Após a publicação desta reportagem, o deputado Oscar Bezerra e a presidência da Assembleia Legislativa de Mato Grosso enviaram notas ofciais ao UOL Esporte. A seguir, a nota do presidente da CPI da Copa:

"O deputado estadual Oscar Bezerra (PSB) esclarece que não é responsável por contratação na Assembleia Legislativa do Estado de Mato Grosso, sendo que todos os atos administrativos desta Casa de Leis são de responsabilidade da Mesa Diretora.

Além disto, o parlamentar salienta que desde o início da instalação da Comissão Parlamentar de Inquérito (CPI) das Obras da Copa do Mundo, no dia 31 de março de 2015, que tem cobrado duramente que o Parlamento Estadual revestisse de legalidade todo o trabalho, principalmente, no que tange à equipe técnica.

Nesta terça-feira (09/06), uma nova reunião ocorreu com o presidente desta Casa, deputado Guilherme Maluf (PSDB), o vice-presidente deputado Eduardo Botelho (PSB), os membros da CPI, deputado Oscar Bezerra, deputado Mauro Savi (PR), deputado Dilmar Dal’Bosco (DEM) e deputado Silvano Amaral (PMDB) e toda a equipe técnica.

Na ocasião, o presidente da CPI, Oscar Bezerra cobrou novamente que o processo seja revestido de legalidade, à fim de não prejudicar o andamento da investigação.
O presidente da Casa, Guilherme Maluf garantiu que junto com o Ministério Público e Tribunal de Contas, seria encontrada a melhor alternativa para garantir a continuidade dos trabalhos e a preservação de toda a investigação realizada até o momento."

Em que pese a afirmação do deputado de que nada tem a ver com a contratação da empresa de auditoria, fato é que Bezerra respondeu, no dia 11 de maio deste ano, a parecer da procuradoria da Assembleia que apontava os problemas na contratação. Ele respondeu com a nota publicada acima na reportagem, afirmando estar certo da total idoneidade e legalidade da contratação e da empresa, escudando a conveniência de se realizar o negócio jurídico.

Na manhã desta terça-feira, o mesmo parlamentar deu declarações à imprensa criticando a anulação do contrato. Além disso, conforme o UOL Esporte apurou, Bezerra teve uma ríspida conversa na manhã desta terça com o presidente da Assembleia, deputado Guilherme Maluf, acusando-o de "querer derrubá-lo" por ter anulado a contratação.  

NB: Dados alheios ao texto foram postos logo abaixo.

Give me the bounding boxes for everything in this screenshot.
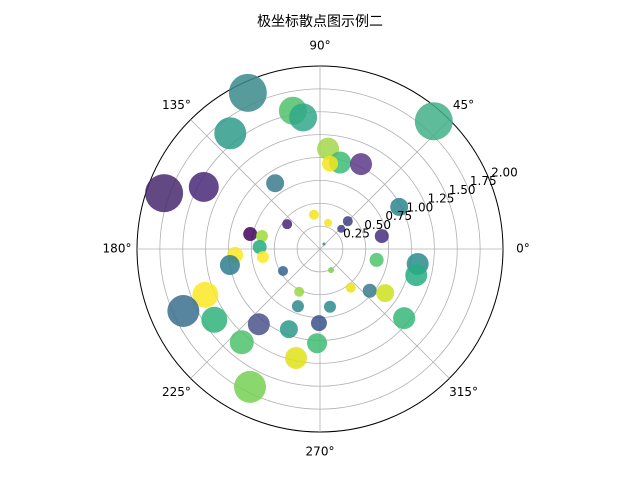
point: [324, 218, 333, 227]
grid-spoke: [190, 119, 321, 250]
grid-spoke: [190, 248, 321, 379]
point: [291, 300, 304, 313]
point: [289, 103, 318, 132]
point: [405, 264, 428, 287]
chart-title: 极坐标散点图示例二: [257, 14, 383, 30]
point: [243, 227, 258, 242]
theta-tick-label: 135°: [162, 98, 191, 112]
r-tick-label: 1.25: [428, 192, 455, 206]
point: [393, 307, 416, 330]
theta-tick-label: 90°: [309, 39, 330, 53]
point: [201, 306, 228, 333]
point: [167, 295, 200, 327]
point: [308, 209, 319, 220]
point: [337, 224, 346, 233]
point: [310, 315, 327, 332]
point: [229, 330, 254, 355]
point: [228, 73, 267, 112]
point: [219, 255, 240, 276]
theta-tick-label: 45°: [453, 98, 474, 112]
point: [414, 102, 453, 141]
r-tick-label: 1.00: [407, 200, 434, 214]
r-tick-label: 0.75: [385, 209, 412, 223]
point: [188, 171, 219, 202]
point: [350, 153, 373, 176]
r-tick-label: 0.25: [343, 227, 370, 241]
r-tick-label: 1.50: [449, 183, 476, 197]
point: [145, 174, 184, 213]
point: [307, 333, 328, 354]
theta-tick-label: 225°: [162, 385, 191, 399]
theta-tick-label: 315°: [449, 385, 478, 399]
point: [285, 347, 308, 370]
point: [282, 219, 293, 230]
point: [327, 267, 335, 274]
r-tick-label: 1.75: [470, 174, 497, 188]
point: [322, 155, 339, 172]
point: [234, 370, 267, 403]
theta-tick-label: 270°: [306, 445, 335, 459]
point: [256, 251, 269, 264]
r-tick-label: 0.50: [364, 218, 391, 232]
point: [369, 252, 384, 267]
theta-tick-label: 0°: [516, 242, 530, 256]
theta-tick-label: 180°: [103, 242, 132, 256]
point: [266, 174, 285, 193]
point: [278, 265, 289, 276]
point: [376, 284, 395, 303]
point: [390, 197, 409, 216]
point: [247, 313, 270, 336]
r-tick-label: 2.00: [491, 165, 518, 179]
point: [345, 282, 356, 293]
point: [374, 229, 389, 244]
point: [322, 242, 326, 246]
point: [214, 117, 247, 150]
point: [342, 216, 353, 227]
point: [323, 300, 336, 313]
point: [362, 283, 377, 298]
point: [252, 239, 267, 255]
point: [294, 286, 305, 297]
grid-spoke: [319, 248, 450, 379]
point: [255, 230, 268, 243]
point: [192, 281, 219, 308]
point: [279, 320, 298, 339]
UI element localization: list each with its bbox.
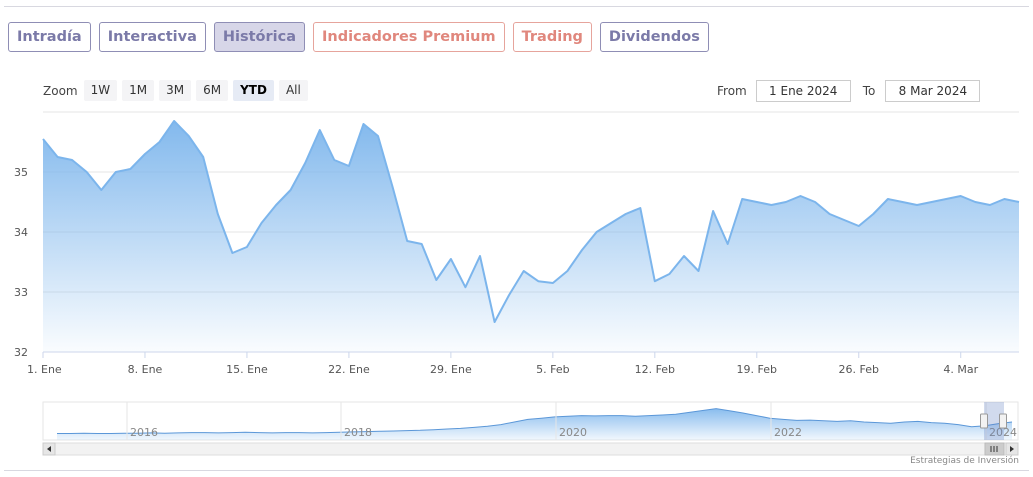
y-tick-label: 33 [14,286,28,299]
tab-intradía[interactable]: Intradía [8,22,91,52]
top-divider [4,6,1029,7]
navigator-handle-right[interactable] [999,413,1007,429]
price-line [42,120,1020,323]
tab-histórica[interactable]: Histórica [213,22,306,52]
zoom-controls: Zoom 1W 1M 3M 6M YTD All [43,80,313,101]
x-tick-label: 8. Ene [128,363,163,376]
navigator-year-label: 2016 [130,426,158,439]
arrow-left-icon [47,446,51,452]
x-tick-label: 29. Ene [430,363,472,376]
zoom-1w-button[interactable]: 1W [83,80,118,101]
zoom-3m-button[interactable]: 3M [159,80,192,101]
price-area [43,121,1019,352]
tab-interactiva[interactable]: Interactiva [98,22,206,52]
credits[interactable]: Estrategias de Inversión [910,456,1019,466]
navigator-handle-left[interactable] [980,413,988,429]
x-tick-label: 15. Ene [226,363,268,376]
chart-tabs: Intradía Interactiva Histórica Indicadores … [8,22,709,52]
y-tick-label: 35 [14,166,28,179]
tab-trading[interactable]: Trading [512,22,592,52]
y-tick-label: 32 [14,346,28,359]
navigator-window [984,402,1004,440]
x-tick-label: 4. Mar [943,363,978,376]
grip-icon [990,446,998,452]
zoom-ytd-button[interactable]: YTD [233,80,274,101]
x-tick-label: 19. Feb [737,363,777,376]
bottom-divider [4,470,1029,471]
x-tick-label: 5. Feb [536,363,569,376]
navigator-area [57,408,1012,440]
x-tick-label: 22. Ene [328,363,370,376]
navigator-year-label: 2018 [344,426,372,439]
to-label: To [862,84,876,98]
from-label: From [717,84,747,98]
navigator-year-label: 2022 [774,426,802,439]
y-tick-label: 34 [14,226,28,239]
arrow-right-icon [1010,446,1014,452]
date-range: From 1 Ene 2024 To 8 Mar 2024 [717,80,981,102]
tab-dividendos[interactable]: Dividendos [599,22,709,52]
from-date-input[interactable]: 1 Ene 2024 [755,80,851,102]
to-date-input[interactable]: 8 Mar 2024 [885,80,981,102]
zoom-label: Zoom [43,83,78,98]
zoom-buttons: 1W 1M 3M 6M YTD All [83,80,313,101]
tab-indicadores-premium[interactable]: Indicadores Premium [313,22,505,52]
navigator-year-label: 2020 [559,426,587,439]
x-tick-label: 12. Feb [635,363,675,376]
zoom-1m-button[interactable]: 1M [122,80,155,101]
zoom-all-button[interactable]: All [278,80,308,101]
navigator-line [57,408,1013,434]
x-tick-label: 26. Feb [839,363,879,376]
zoom-6m-button[interactable]: 6M [196,80,229,101]
scrollbar-track[interactable] [42,442,1019,456]
x-tick-label: 1. Ene [27,363,62,376]
navigator-year-label: 2024 [989,426,1017,439]
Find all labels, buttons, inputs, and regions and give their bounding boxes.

Leia, agora, a nota enviada pela presidência da Assembleia Legislativa de Mato Grosso:

"A Mesa Diretora da Assembleia Legislativa esclarece que decidiu anular nesta terça-feira (9) o processo de contratação direta da empresa CLS Consultoria e Assessoria, por recomendação da Procuradoria Geral da Casa de Leis.

De acordo com o parecer jurídico, a CLS Consultoria não preenche os requisitos de qualificação técnica, pois não atua na área de engenharia, critério essencial para a prestação de assessoria técnica à Comissão Parlamentar de Inquérito das Obras da Copa.

A decisão foi publicada no Diário Oficial que circulou hoje, mas com data retroativa a 3 de junho, e tem como base o parecer jurídico nº 216/2015 da Procuradoria.

A Mesa Diretora informa também que o presidente da Comissão Parlamentar de Inquérito das Obras da Copa, deputado estadual Oscar Bezerra (PSB), não participou em nenhum momento do processo de contratação da referida empresa.

A Mesa Diretora reitera total apoio às investigações que estão sendo realizadas pela CPI das Obras da Copa, bem como referenda sua independência e seriedade."

De fato, foi publicada nesta terça-feira a anulação do contrato em questão. Também é fato que o Ministério Público já havia informado aos deputados que, diante das irregularidades encontradas, não restava com outra alternativa a não ser solicitar a anulação do contrato, e que enviaria tal solicitação nesta terça. Foi só de posse desta informação, e não quando recebeu o parecer técnico contrário da procuradoria, que a presidência da Assembleia publicou a anulação do contrato.